The administration’s base, it’s argued, often remains insulated from the details of these legal defeats. They are fed a narrative of constant victory, and the belief that their perceived special status, often tied to racial identity, shields them from accountability. This lack of transparency and the creation of an alternative reality allows them to persist in their beliefs, regardless of the actual outcomes. The administration doesn’t seem to operate under the constraint of established laws, and when faced with legal setbacks, they appear to simply move on to the next initiative.

There’s a strong undercurrent suggesting that the administration operates under the delusion that executive orders are akin to royal decrees rather than directives for the executive branch. The belief that the President controls the judicial and legislative branches, even indirectly through loyalists, is a dangerous misinterpretation of American governance. In the 250 years preceding Trump’s presidency, the three branches of government functioned as checks and balances. Now, there’s a perception that this equilibrium has been intentionally disrupted, leading to chaos and overburdened court systems.

The possibility of using artificial intelligence to draft executive orders, and the subsequent legal challenges that would likely arise from such a move, is a darkly humorous prospect. It underscores the administration’s perceived lack of qualification and their tendency towards “hysterically inept” actions, a characteristic seen as no worse than other politically charged slogans. The implication is that even advanced technology would not elevate the quality of their legally questionable directives.

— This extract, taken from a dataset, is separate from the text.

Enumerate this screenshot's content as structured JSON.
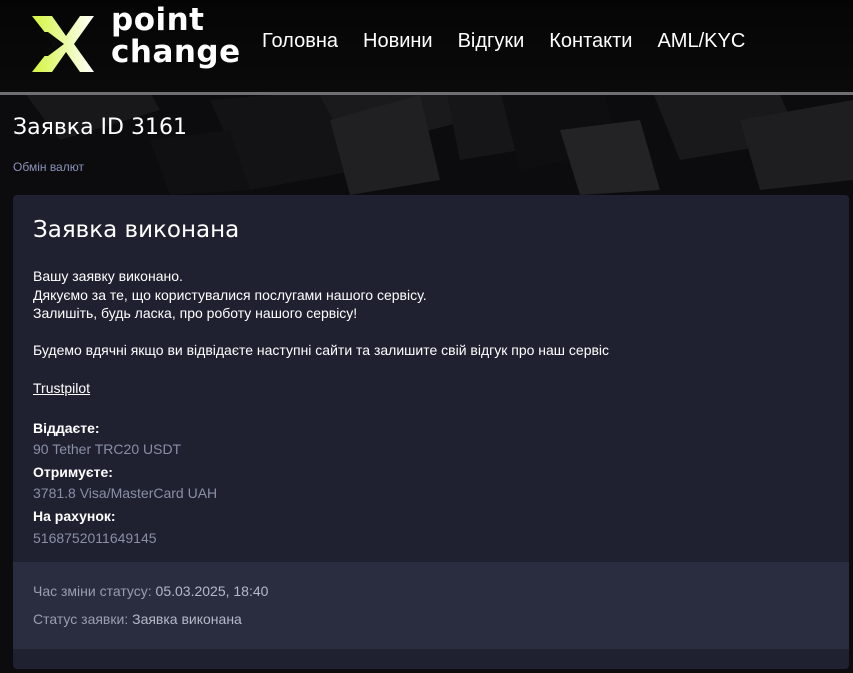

The ultimate goal for this administration, some observers believe, is not necessarily to uphold laws but to disrupt and inconvenience, to “fuck with people.” The legal process becomes a tool to exhaust opponents, regardless of the final verdict. The focus on winning just one case is a critical point, as a single victory could legitimize their approach and embolden further actions. This suggests a long-term strategy of attrition, where repeated legal challenges, even if ultimately unsuccessful, serve a strategic purpose.

Ultimately, the “86-47” flag case represents more than just a singular legal loss. It’s a symptom of a broader pattern of legal challenges, a perceived disregard for constitutional norms, and a strategic approach to governance that prioritizes disruption and inconvenience over adherence to established legal frameworks. The courts, it seems, are serving as a crucial bulwark against these actions, consistently reminding the administration that the rule of law, not the whim of a president, governs the nation.